On eût cru que le XXe siècle, après cette fêlure avec les instances autoritaires, pût donner libre cours à toute la puissance subversive du genre sans devoir négocier une fin consensuelle, sans devoir se justifier. Or les voyages non canoniques sont toujours tenus de se démarquer d’une norme désuète mais apparemment opiniâtre : Le Bateau ivre (1871) d’Arthur Rimbaud,  La Prose du Transsibérien (1913) de Blaise Cendrars et Sonia Delaunay, L’Étrange Voyageur sans bagages (1922) de Philippe Soupault, les explorations périlleuses d’Antoine de Saint-Exupéry, les voyages dans des contrées imaginaires, oniriques et l’exploration de soi de Henri Michaux, La Modification (1957) ou les Génie du lieu de Michel Butor demeurent tous dans la frange avant-gardiste d’une littérature normative qui, quoique peu fournie, a toutefois inspiré des disciplines comme la narratologie formaliste qui prétend décortiquer le récit comme une quête (au gré d’un mûrissement du sujet avec un départ et une sanction à l’arrivée). S’il est vrai que « tout récit est un récit de voyage4 », au sens d’une pratique de l’espace, il faut sans doute tenir compte de son irrespect envers toute doxa. De sorte que le voyage et son récit s’avèrent toujours un parti pris contre une instance en place. Même le projet de Carol Dunlop & Julio Cortazar relaté dans Les Autonautes de la cosmoroute, pour innocent qu’il paraisse, relève d’une infraction. Leur expédition – passer un mois sur l’autoroute Paris-Marseille à raison de deux parkings par jour à bord d’un camping-car – a beau être aussi « fertile en prodiges5 » qu’un long périple, elle se déploie dans l’illégalité la plus totale, car la demande d’autorisation officielle au Directeur de la Société des Autoroutes pour qu’une voiture puisse rester plus de deux jours sur la voie a été refoulée, au motif que la lenteur était interdite.

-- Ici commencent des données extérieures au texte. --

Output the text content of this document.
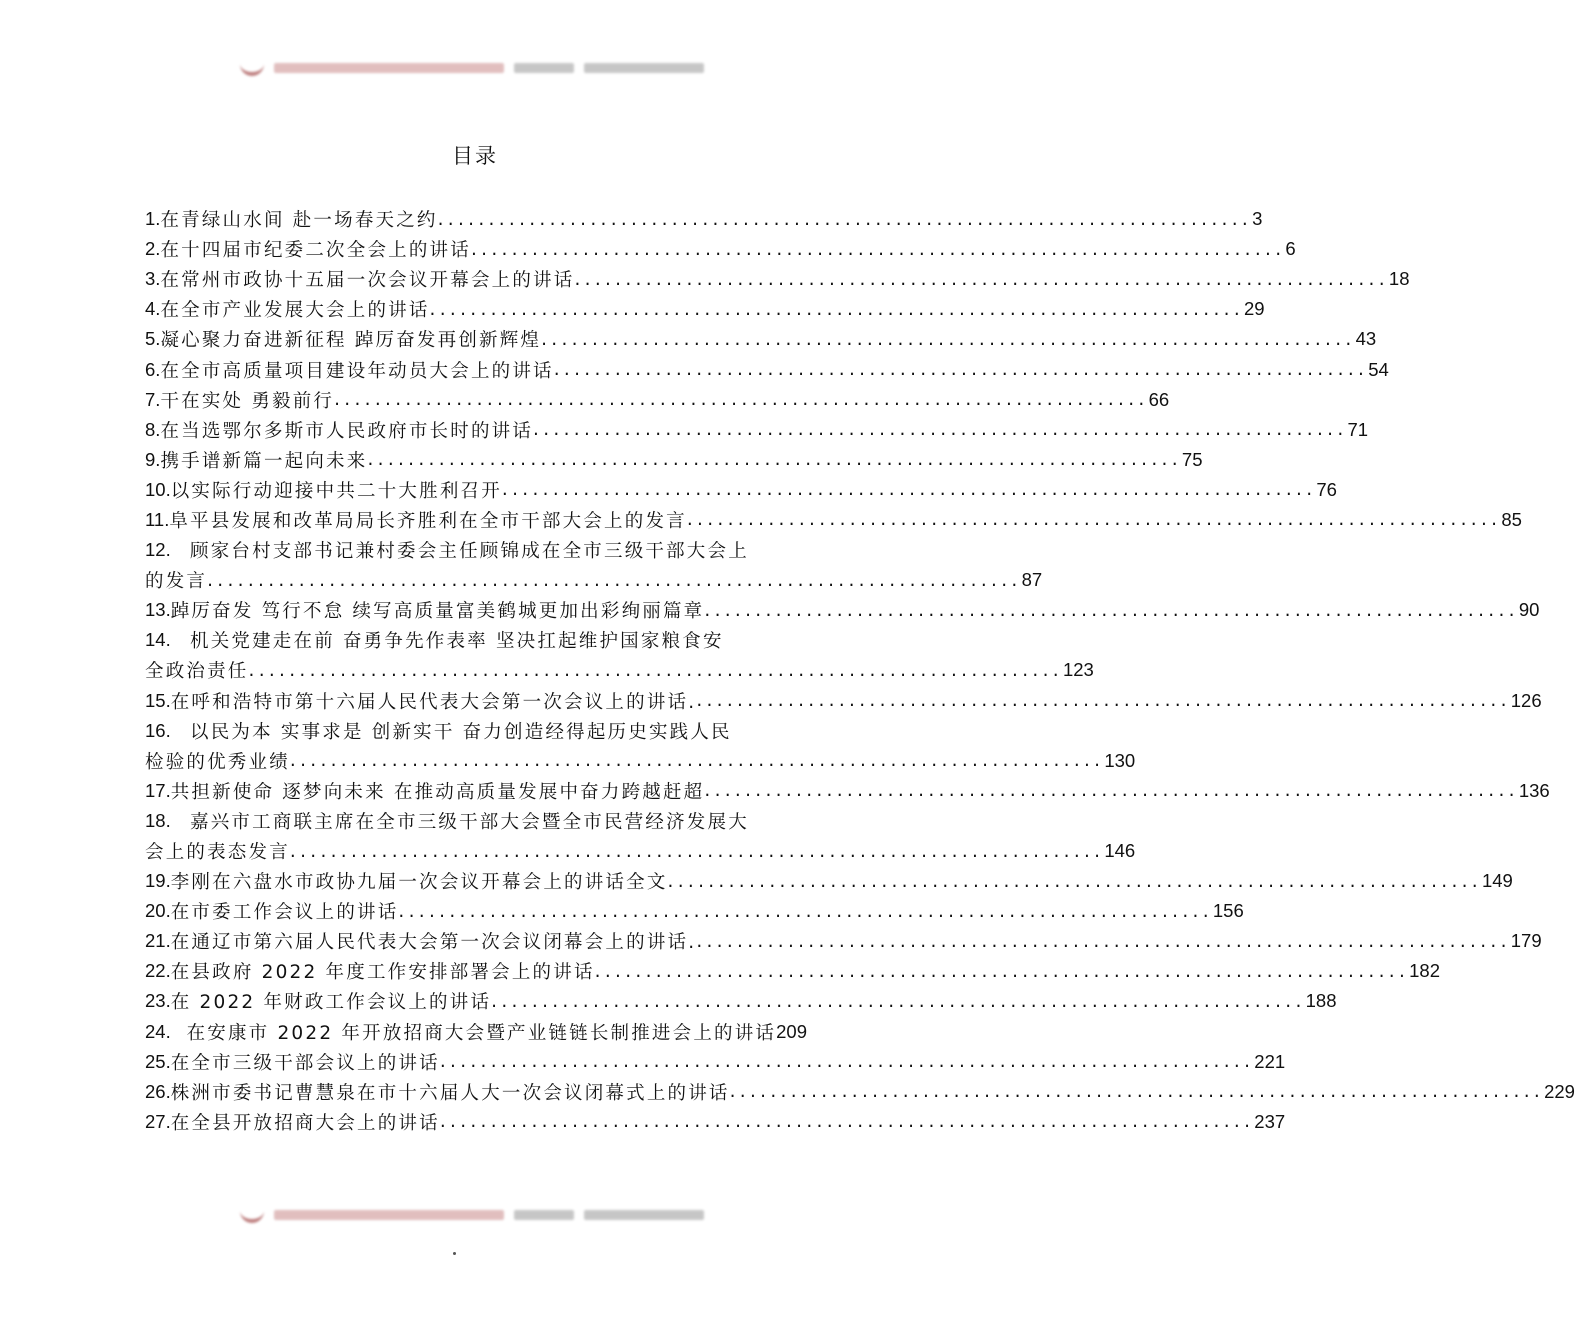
目录
1. 在青绿山水间 赴一场春天之约 ................................................................................ 3
2. 在十四届市纪委二次全会上的讲话 ................................................................................ 6
3. 在常州市政协十五届一次会议开幕会上的讲话 ................................................................................ 18
4. 在全市产业发展大会上的讲话 ................................................................................ 29
5. 凝心聚力奋进新征程 踔厉奋发再创新辉煌 ................................................................................ 43
6. 在全市高质量项目建设年动员大会上的讲话 ................................................................................ 54
7. 干在实处 勇毅前行 ................................................................................ 66
8. 在当选鄂尔多斯市人民政府市长时的讲话 ................................................................................ 71
9. 携手谱新篇一起向未来 ................................................................................ 75
10. 以实际行动迎接中共二十大胜利召开 ................................................................................ 76
11. 阜平县发展和改革局局长齐胜利在全市干部大会上的发言 ................................................................................ 85
12.	顾家台村支部书记兼村委会主任顾锦成在全市三级干部大会上
的发言 ................................................................................ 87
13. 踔厉奋发 笃行不怠 续写高质量富美鹤城更加出彩绚丽篇章 ................................................................................ 90
14.	机关党建走在前 奋勇争先作表率 坚决扛起维护国家粮食安
全政治责任 ................................................................................ 123
15. 在呼和浩特市第十六届人民代表大会第一次会议上的讲话. ................................................................................ 126
16.	以民为本 实事求是 创新实干 奋力创造经得起历史实践人民
检验的优秀业绩 ................................................................................ 130
17. 共担新使命 逐梦向未来 在推动高质量发展中奋力跨越赶超 ................................................................................ 136
18.	嘉兴市工商联主席在全市三级干部大会暨全市民营经济发展大
会上的表态发言 ................................................................................ 146
19. 李刚在六盘水市政协九届一次会议开幕会上的讲话全文 ................................................................................ 149
20. 在市委工作会议上的讲话 ................................................................................ 156
21. 在通辽市第六届人民代表大会第一次会议闭幕会上的讲话. ................................................................................ 179
22. 在县政府 2022 年度工作安排部署会上的讲话 ................................................................................ 182
23. 在 2022 年财政工作会议上的讲话 ................................................................................ 188
24. 在安康市 2022 年开放招商大会暨产业链链长制推进会上的讲话 209
25. 在全市三级干部会议上的讲话 ................................................................................ 221
26. 株洲市委书记曹慧泉在市十六届人大一次会议闭幕式上的讲话 ................................................................................ 229
27. 在全县开放招商大会上的讲话 ................................................................................ 237
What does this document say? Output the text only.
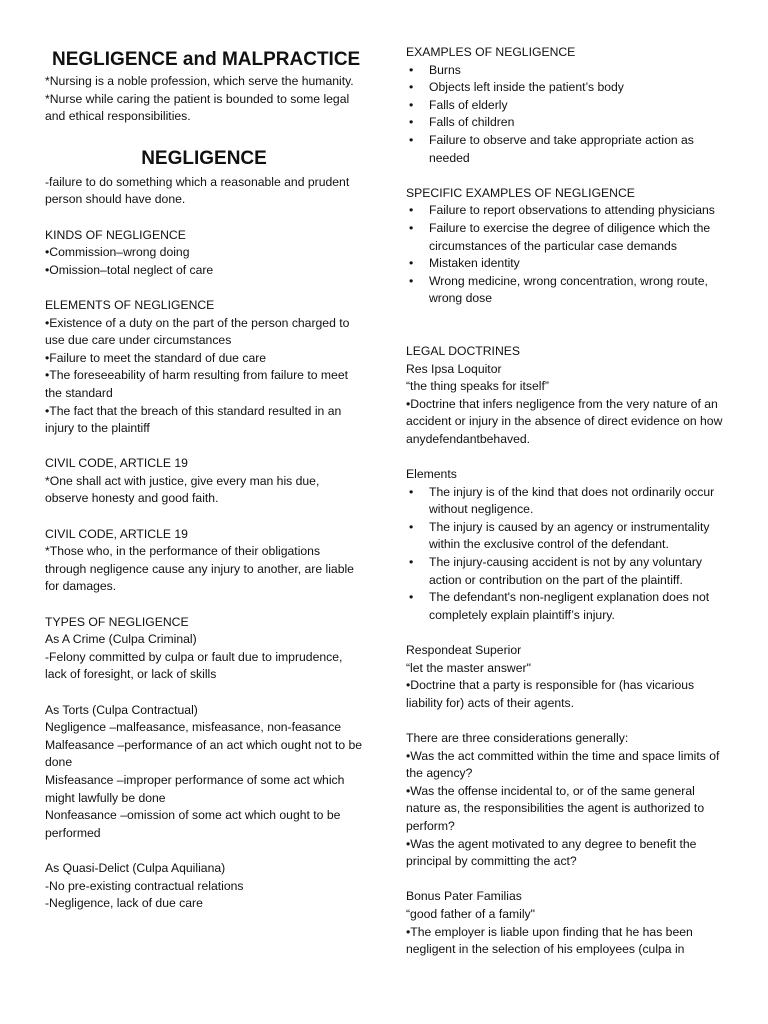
NEGLIGENCE and MALPRACTICE

*Nursing is a noble profession, which serve the humanity.

*Nurse while caring the patient is bounded to some legal and ethical responsibilities.

NEGLIGENCE

-failure to do something which a reasonable and prudent person should have done.

KINDS OF NEGLIGENCE

•Commission–wrong doing

•Omission–total neglect of care

ELEMENTS OF NEGLIGENCE

•Existence of a duty on the part of the person charged to use due care under circumstances

•Failure to meet the standard of due care

•The foreseeability of harm resulting from failure to meet the standard

•The fact that the breach of this standard resulted in an injury to the plaintiff

CIVIL CODE, ARTICLE 19

*One shall act with justice, give every man his due, observe honesty and good faith.

CIVIL CODE, ARTICLE 19

*Those who, in the performance of their obligations through negligence cause any injury to another, are liable for damages.

TYPES OF NEGLIGENCE

As A Crime (Culpa Criminal)

-Felony committed by culpa or fault due to imprudence, lack of foresight, or lack of skills

As Torts (Culpa Contractual)

Negligence –malfeasance, misfeasance, non-feasance

Malfeasance –performance of an act which ought not to be done

Misfeasance –improper performance of some act which might lawfully be done

Nonfeasance –omission of some act which ought to be performed

As Quasi-Delict (Culpa Aquiliana)

-No pre-existing contractual relations

-Negligence, lack of due care

EXAMPLES OF NEGLIGENCE

• Burns
• Objects left inside the patient’s body
• Falls of elderly
• Falls of children
• Failure to observe and take appropriate action as needed

SPECIFIC EXAMPLES OF NEGLIGENCE

• Failure to report observations to attending physicians
• Failure to exercise the degree of diligence which the circumstances of the particular case demands
• Mistaken identity
• Wrong medicine, wrong concentration, wrong route, wrong dose

LEGAL DOCTRINES

Res Ipsa Loquitor

“the thing speaks for itself”

•Doctrine that infers negligence from the very nature of an accident or injury in the absence of direct evidence on how anydefendantbehaved.

Elements

• The injury is of the kind that does not ordinarily occur without negligence.
• The injury is caused by an agency or instrumentality within the exclusive control of the defendant.
• The injury-causing accident is not by any voluntary action or contribution on the part of the plaintiff.
• The defendant's non-negligent explanation does not completely explain plaintiff’s injury.

Respondeat Superior

“let the master answer"

•Doctrine that a party is responsible for (has vicarious liability for) acts of their agents.

There are three considerations generally:

•Was the act committed within the time and space limits of the agency?

•Was the offense incidental to, or of the same general nature as, the responsibilities the agent is authorized to perform?

•Was the agent motivated to any degree to benefit the principal by committing the act?

Bonus Pater Familias

“good father of a family"

•The employer is liable upon finding that he has been negligent in the selection of his employees (culpa in
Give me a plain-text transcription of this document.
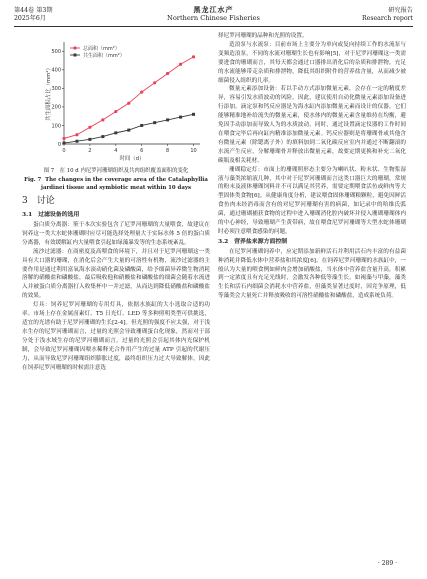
第44卷 第3期
2025年6月
黑龙江水产
Northern Chinese Fisheries
研究报告
Research report
0
100
200
300
400
500
0	2	4	6	8	10
时间（d）
共生面积占比（mm²）
总面积（mm²）
共生面积（mm²）
图 7　在 10 d 内尼罗河珊瑚组织及共肉组织覆盖面积的变化
Fig. 7 The changes in the coverage area of the Catalaphyllia jardinei tissue and symbiotic meat within 10 days
3　讨论
3.1　过滤设备的选用

蛋白质分离器：鉴于本次实验包含了尼罗河珊瑚的大量喂食，故建议在饲养这一类大水蛇体珊瑚时应尽可能选择处理量大于实际水体 5 倍的蛋白质分离器，有效缓解缸内大量喂食引起如绿藻暴发等的生态系统紊乱。

流沙过滤器：在商密度及高喂食的环境下，并且对于尼罗河珊瑚这一类具有大口器的珊瑚，在消化后会产生大量的可溶性有机物，流沙过滤器的主要作用是通过利用富氧海水滚动硝化菌及磷酸菌，给予细菌异养微生物消耗溶解的硝酸盐和磷酸盐，最后吸收他和硝酸盐和磷酸盐的细菌会随着水流进入并被蛋白质分离器打入收集杯中一并过滤，从而达到降低硝酸盐和磷酸盐的效果。

灯具：饲养尼罗河珊瑚的专用灯具，依据水族缸的大小选取合适的功率。市场上存在金属卤素灯、T5 日光灯、LED 等多种照明类型可供挑选，适宜的光谱有助于尼罗河珊瑚的生长[2-4]。但光照的强度不应太强，对于浅水生存的尼罗河珊瑚而言，过量的光照会导致珊瑚蛋白化现象，然而对于部分处于浅水域生存的尼罗河珊瑚而言，过量的光照会引起其体内光保护机制，会导致尼罗河珊瑚因喂水稀释光合作用产生的过量 ATP 引起的代谢压力，从而导致尼罗河珊瑚组织膨胀过度，最终组织压力过大导致解体，因此在饲养尼罗河珊瑚的时候需注意选

择尼罗河珊瑚的品种和光照的设置。

造浪泵与水流泵：目前市场上主要分为单向或复向持续工作的水流泵与变频造浪泵，不同的水流对珊瑚生长也有影响[5]，对于尼罗河珊瑚这一类需要进食的珊瑚而言，其每天都会通过口器排出消化后的杂质和排泄物，充足的水流能够带走杂质和排泄物，降低其组织附件的营养盐含量，从而减少被细菌侵入组织的几率。

微量元素添加设备：若以手动方式添加微量元素，会存在一定的精度差异，容易引发水质波动的风险。因此，建议使用自动化微量元素添加设备进行添加。滴定泵和钙反应器是为海水缸内添加微量元素而设计的仪器，它们能够精准地补给流失的微量元素，使水体内的微量元素含量维持在均衡，避免因手动添加而导致人为的水质波动。同时，通过设置滴定仪器的工作时间在喂食完毕后再向缸内精准添加微量元素。钙反应器则是将珊瑚骨或其他含有微量元素（除锶离子外）的填料加到二氧化碳反应室内并通过不断翻滚的水流产生反应，分解珊瑚骨并释放出微量元素，故要定期更换和补充二氧化碳瓶及相关耗材。

珊瑚稳定灯：市面上的珊瑚照形态主要分为喇叭状、粉末状、生物浆湿液与藻类浓缩液几种，其中对于尼罗河珊瑚而言这类口器巨大的珊瑚，常规的粉末及液体珊瑚饲料并不可以满足其营养，需要定期喂食活鱼或鲜肉等大型固体类食物[6]。从健康角度分析，建议喂食固体珊瑚粮颗粒，避免因鲜活食鱼肉未经消毒而含有的对尼罗河珊瑚有害的病菌，如记录中的哈维氏弧菌，通过珊瑚捕获食物的过程中进入珊瑚消化腔内破坏并侵入珊瑚珊瑚体内的中心神经，导致珊瑚产生黄带病，故在喂食尼罗河珊瑚等大型水蛇体珊瑚时必须注意喂食感染的问题。

3.2　营养盐来源方面控制

在尼罗河珊瑚饲养中，应定期添加新鲜活石并利用活石内丰富的有益菌种消耗并降低水体中营养盐和其浓度[6]。在饲养尼罗河珊瑚的水族缸中，一般认为大量的喂食例如鲜肉会增加硝酸盐，当水体中营养盐含量升高，积累到一定浓度且有充足光线时，会激发各种低等藻生长，如褐藻与甲藻，藻类生长和活石内细菌会消耗水中营养盐，但藻类显著过度时，因竞争原理，低等藻类会大量死亡并释放吸收的可溶性硝酸盐和磷酸盐，造成系统负荷。

· 289 ·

Les variations minimales par rapport au degré zéro du voyage, « excursion », « sortie », « promenade6», portent d’ailleurs déjà en germe l’exaltation de la dissidence : ainsi les tramways deviennent-ils pour Julien Gracq « ces séduisantes baladeuses nantaises, qui faisaient de tout itinéraire un chemin d’école buissonnière7 ». Seul Jean-Marie Le Clézio, qui s’est vu décerner le prix Nobel en tant qu’« écrivain de nouveaux départs, de l’aventure poétique et de l’extase sensuelle, explorateur d’une humanité au-delà et en-dessous de la civilisation régnante8 », semble échapper à cette marginalisation du voyage, sans doute parce que, tout en évoluant dans des contrées éloignées, il ne cède jamais à la tentation de l’exotisme, comme collection d’images pittoresques égocentrée, ethnocentrique, mais effectue une réelle plongée géocentrée9 dans l’ailleurs. Il n’en demeure pas moins qu’il faille appréhender le voyage et sa mise en discours comme levée de tout interdit, comme essentiellement pervers. La « relation contractuelle » que Marc Augé distingue dans les gestes obligés du voyageur en partance « toujours tenu de prouver son innocence10 », par exemple par la présentation de son passeport,  fait partie de cette logique retorse de tout voyage, car cette innocence conquise fonctionne comme laissez-passer, comme alibi aux multiples ruptures qui s’ensuivront.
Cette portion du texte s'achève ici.